Alekseyev leaned forward and swatted himself with his bundle of branches. The action was strangely like a lion's swishing its tail. At fifty, he was the second-youngest officer there, a respected intellectual soldier and a fit, handsome man with the shoulders of a lumberjack. His intense, dark eyes squinted down through the rising cloud of steam.

"Mid-June?"

"Yes," Rozhkov said. "We have that long to prepare our plans and our troops." CINC-Ground looked around the room. Already the ceiling had become partially obscured by a mist.

"I presume we are here so that we may speak frankly among ourselves, no?"

"This is so, Pavel Leonidovich." Rozhkov replied, not the least surprised that Alekseyev had been the first to speak. CINC-Ground had carefully advanced the man's career over the last decade. He was the only son of a hard-charging tank general of the Great Motherland War, one of the many good men pensioned off during the bloodless purges under Nikita Khrushchev in the late 1950s.

"Comrades." Alekseyev stood, climbing slowly down the benches to the marble floor. "I accept everything Marshal Rozhkov has told us. But-four months! Four months in which we may be detected, four months in which we may lose all the element of surprise. Then what may happen? No, we have a plan already for this: Zhukov-4! Instant mobilization! We can all be back to our command posts in six hours. If we are going to conduct a surprise attack, then let us make it one no one can detect in time-seventy-two hours from now!"

Again the only sound in the room was that of the water flashing to steam on the dun-colored bricks, then the room erupted with noise. Zhukov-4 was the winter variant of a plan which hypothesized discovery of NATO's intention to launch a surprise attack of its own on the Warsaw Pact. In such a case, standard Soviet military doctrine was the same as anyone else's: the best defense is a good offense-preempt the NATO armies by attacking at once with the Category-A mechanized divisions in East Germany.

"But we are not ready!" objected CINC-West. His was the "point" command with headquarters in Berlin, the single most powerful military command in the world. An attack into West Germany was primarily his responsibility.

Alekseyev held up his hands. "Neither are they. In fact, they are less ready than we," he said reasonably. "Look, consider our intelligence data. Fourteen percent of their officers are on holidays. They are coming off a training cycle, true, but because of it much of their equipment will be down for maintenance, and many of their senior officers will be away in their respective capitals for consultations, just as we are now. Their troops are in winter quarters, on a winter routine. This is the time of year for maintenance and paperwork. Physical training is curtailed-who wants to run in the snow, eh? Their men are cold, and drinking more than usual. This is our time to act!

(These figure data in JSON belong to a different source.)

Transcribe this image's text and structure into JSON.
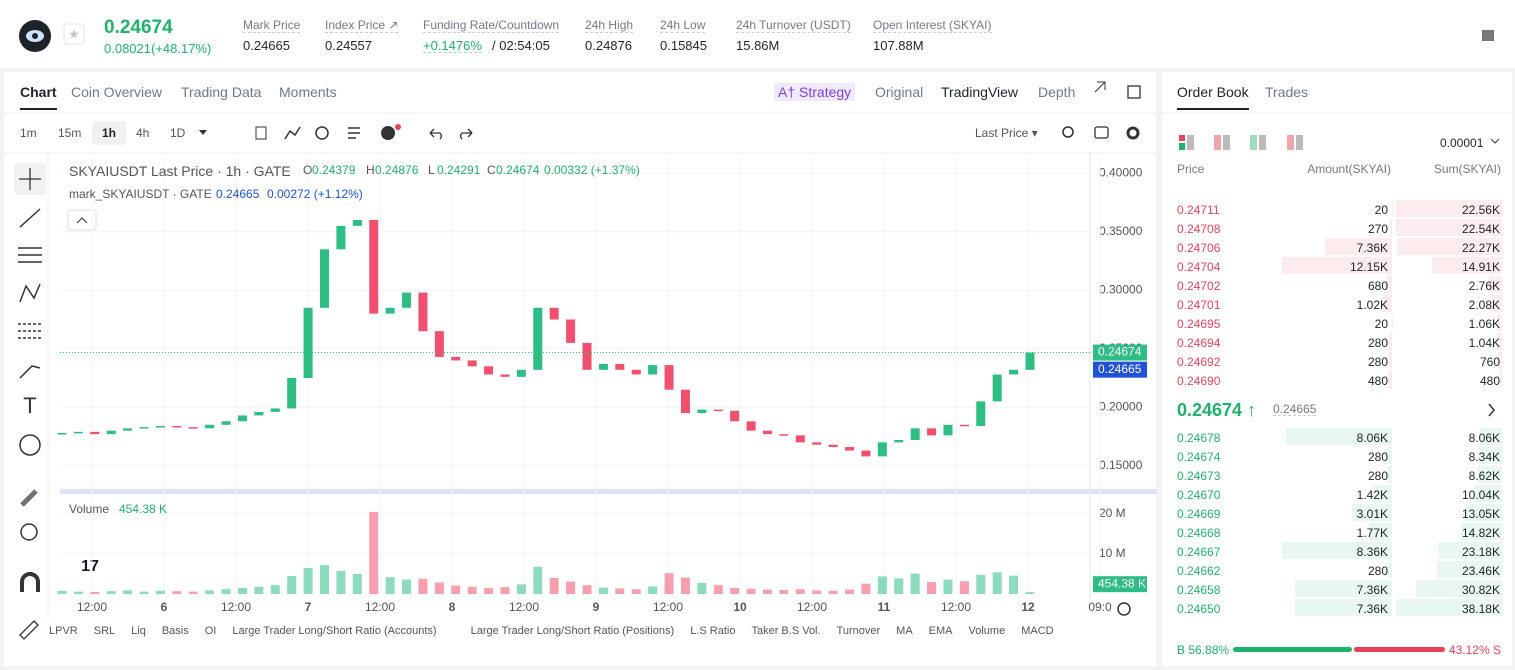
{
  "header": {
    "price": "0.24674",
    "change": "0.08021(+48.17%)",
    "stats": [
      {
        "label": "Mark Price",
        "value": "0.24665"
      },
      {
        "label": "Index Price ↗",
        "value": "0.24557"
      },
      {
        "label": "Funding Rate/Countdown",
        "value": "+0.1476%",
        "extra": "/ 02:54:05"
      },
      {
        "label": "24h High",
        "value": "0.24876"
      },
      {
        "label": "24h Low",
        "value": "0.15845"
      },
      {
        "label": "24h Turnover (USDT)",
        "value": "15.86M"
      },
      {
        "label": "Open Interest (SKYAI)",
        "value": "107.88M"
      }
    ]
  },
  "tabs": [
    "Chart",
    "Coin Overview",
    "Trading Data",
    "Moments"
  ],
  "view_tabs": [
    "A† Strategy",
    "Original",
    "TradingView",
    "Depth"
  ],
  "intervals": [
    "1m",
    "15m",
    "1h",
    "4h",
    "1D"
  ],
  "price_type": "Last Price ▾",
  "legend": {
    "symbol": "SKYAIUSDT Last Price · 1h · GATE",
    "ohlc": [
      {
        "key": "O",
        "value": "0.24379"
      },
      {
        "key": "H",
        "value": "0.24876"
      },
      {
        "key": "L",
        "value": "0.24291"
      },
      {
        "key": "C",
        "value": "0.24674"
      }
    ],
    "change": "0.00332 (+1.37%)"
  },
  "mark_legend": {
    "name": "mark_SKYAIUSDT · GATE",
    "value": "0.24665",
    "change": "0.00272 (+1.12%)"
  },
  "volume_legend": {
    "label": "Volume",
    "value": "454.38 K"
  },
  "chart_data": {
    "type": "candlestick",
    "close": [
      0.178,
      0.179,
      0.177,
      0.18,
      0.182,
      0.183,
      0.184,
      0.183,
      0.182,
      0.185,
      0.188,
      0.193,
      0.196,
      0.199,
      0.225,
      0.285,
      0.335,
      0.355,
      0.36,
      0.28,
      0.285,
      0.298,
      0.265,
      0.243,
      0.24,
      0.235,
      0.228,
      0.226,
      0.232,
      0.285,
      0.275,
      0.255,
      0.232,
      0.237,
      0.232,
      0.228,
      0.236,
      0.215,
      0.195,
      0.198,
      0.197,
      0.188,
      0.18,
      0.177,
      0.176,
      0.17,
      0.168,
      0.166,
      0.163,
      0.158,
      0.17,
      0.172,
      0.182,
      0.176,
      0.185,
      0.184,
      0.205,
      0.228,
      0.232,
      0.24674
    ],
    "volume": [
      0.8,
      0.6,
      0.5,
      0.7,
      0.9,
      0.6,
      0.8,
      0.7,
      0.6,
      0.9,
      1.2,
      1.5,
      1.8,
      2.2,
      4.5,
      6.5,
      7.2,
      5.8,
      5.0,
      20.5,
      4.2,
      3.6,
      3.8,
      2.9,
      2.1,
      1.8,
      1.5,
      1.7,
      2.4,
      6.8,
      4.0,
      3.1,
      2.2,
      1.6,
      1.4,
      1.2,
      1.9,
      5.2,
      4.1,
      2.8,
      2.2,
      1.5,
      1.3,
      1.1,
      1.0,
      1.2,
      0.9,
      0.8,
      1.1,
      2.6,
      4.4,
      3.9,
      5.1,
      3.0,
      3.6,
      3.2,
      4.8,
      5.4,
      4.6,
      0.45438
    ],
    "ylim": [
      0.131,
      0.413
    ],
    "yticks": [
      {
        "value": 0.15,
        "label": "0.15000"
      },
      {
        "value": 0.2,
        "label": "0.20000"
      },
      {
        "value": 0.25,
        "label": "0.25000"
      },
      {
        "value": 0.3,
        "label": "0.30000"
      },
      {
        "value": 0.35,
        "label": "0.35000"
      },
      {
        "value": 0.4,
        "label": "0.40000"
      }
    ],
    "volume_ylim": [
      0,
      23.5
    ],
    "volume_yticks": [
      {
        "value": 10,
        "label": "10 M"
      },
      {
        "value": 20,
        "label": "20 M"
      }
    ],
    "last_price": 0.24674,
    "mark_price": 0.24665,
    "volume_last": {
      "value": 0.45438,
      "label": "454.38 K"
    },
    "xtick_labels": [
      "12:00",
      "6",
      "12:00",
      "7",
      "12:00",
      "8",
      "12:00",
      "9",
      "12:00",
      "10",
      "12:00",
      "11",
      "12:00",
      "12",
      "09:0"
    ],
    "up_color": "#2ebd85",
    "down_color": "#f0506e",
    "grid": true
  },
  "indicators": [
    "LPVR",
    "SRL",
    "Liq",
    "Basis",
    "OI",
    "Large Trader Long/Short Ratio (Accounts)",
    "Large Trader Long/Short Ratio (Positions)",
    "L.S Ratio",
    "Taker B.S Vol.",
    "Turnover",
    "MA",
    "EMA",
    "Volume",
    "MACD"
  ],
  "order_book": {
    "tabs": [
      "Order Book",
      "Trades"
    ],
    "precision": "0.00001",
    "columns": [
      "Price",
      "Amount(SKYAI)",
      "Sum(SKYAI)"
    ],
    "asks": [
      [
        "0.24711",
        "20",
        "22.56K"
      ],
      [
        "0.24708",
        "270",
        "22.54K"
      ],
      [
        "0.24706",
        "7.36K",
        "22.27K"
      ],
      [
        "0.24704",
        "12.15K",
        "14.91K"
      ],
      [
        "0.24702",
        "680",
        "2.76K"
      ],
      [
        "0.24701",
        "1.02K",
        "2.08K"
      ],
      [
        "0.24695",
        "20",
        "1.06K"
      ],
      [
        "0.24694",
        "280",
        "1.04K"
      ],
      [
        "0.24692",
        "280",
        "760"
      ],
      [
        "0.24690",
        "480",
        "480"
      ]
    ],
    "mid": {
      "price": "0.24674 ↑",
      "mark": "0.24665"
    },
    "bids": [
      [
        "0.24678",
        "8.06K",
        "8.06K"
      ],
      [
        "0.24674",
        "280",
        "8.34K"
      ],
      [
        "0.24673",
        "280",
        "8.62K"
      ],
      [
        "0.24670",
        "1.42K",
        "10.04K"
      ],
      [
        "0.24669",
        "3.01K",
        "13.05K"
      ],
      [
        "0.24668",
        "1.77K",
        "14.82K"
      ],
      [
        "0.24667",
        "8.36K",
        "23.18K"
      ],
      [
        "0.24662",
        "280",
        "23.46K"
      ],
      [
        "0.24658",
        "7.36K",
        "30.82K"
      ],
      [
        "0.24650",
        "7.36K",
        "38.18K"
      ]
    ],
    "buy": "B 56.88%",
    "sell": "43.12% S"
  }
}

We all know that historically the Soviet fighting man performs at his best in winter, and NATO is at its lowest state of readiness."

"But so are we, you young fool!" CINC-Western Theater growled back.

"We can change that in forty-eight hours," Alekseyev countered.

"Impossible," observed West's deputy, careful to back up his boss.

"To reach our maximum readiness will take some months," Alekseyev agreed. His only chance to carry his point with his seniors was to reason with them. He knew that he was almost certainly doomed to failure, but he had to try. "It will be difficult, if not impossible, for us to conceal it."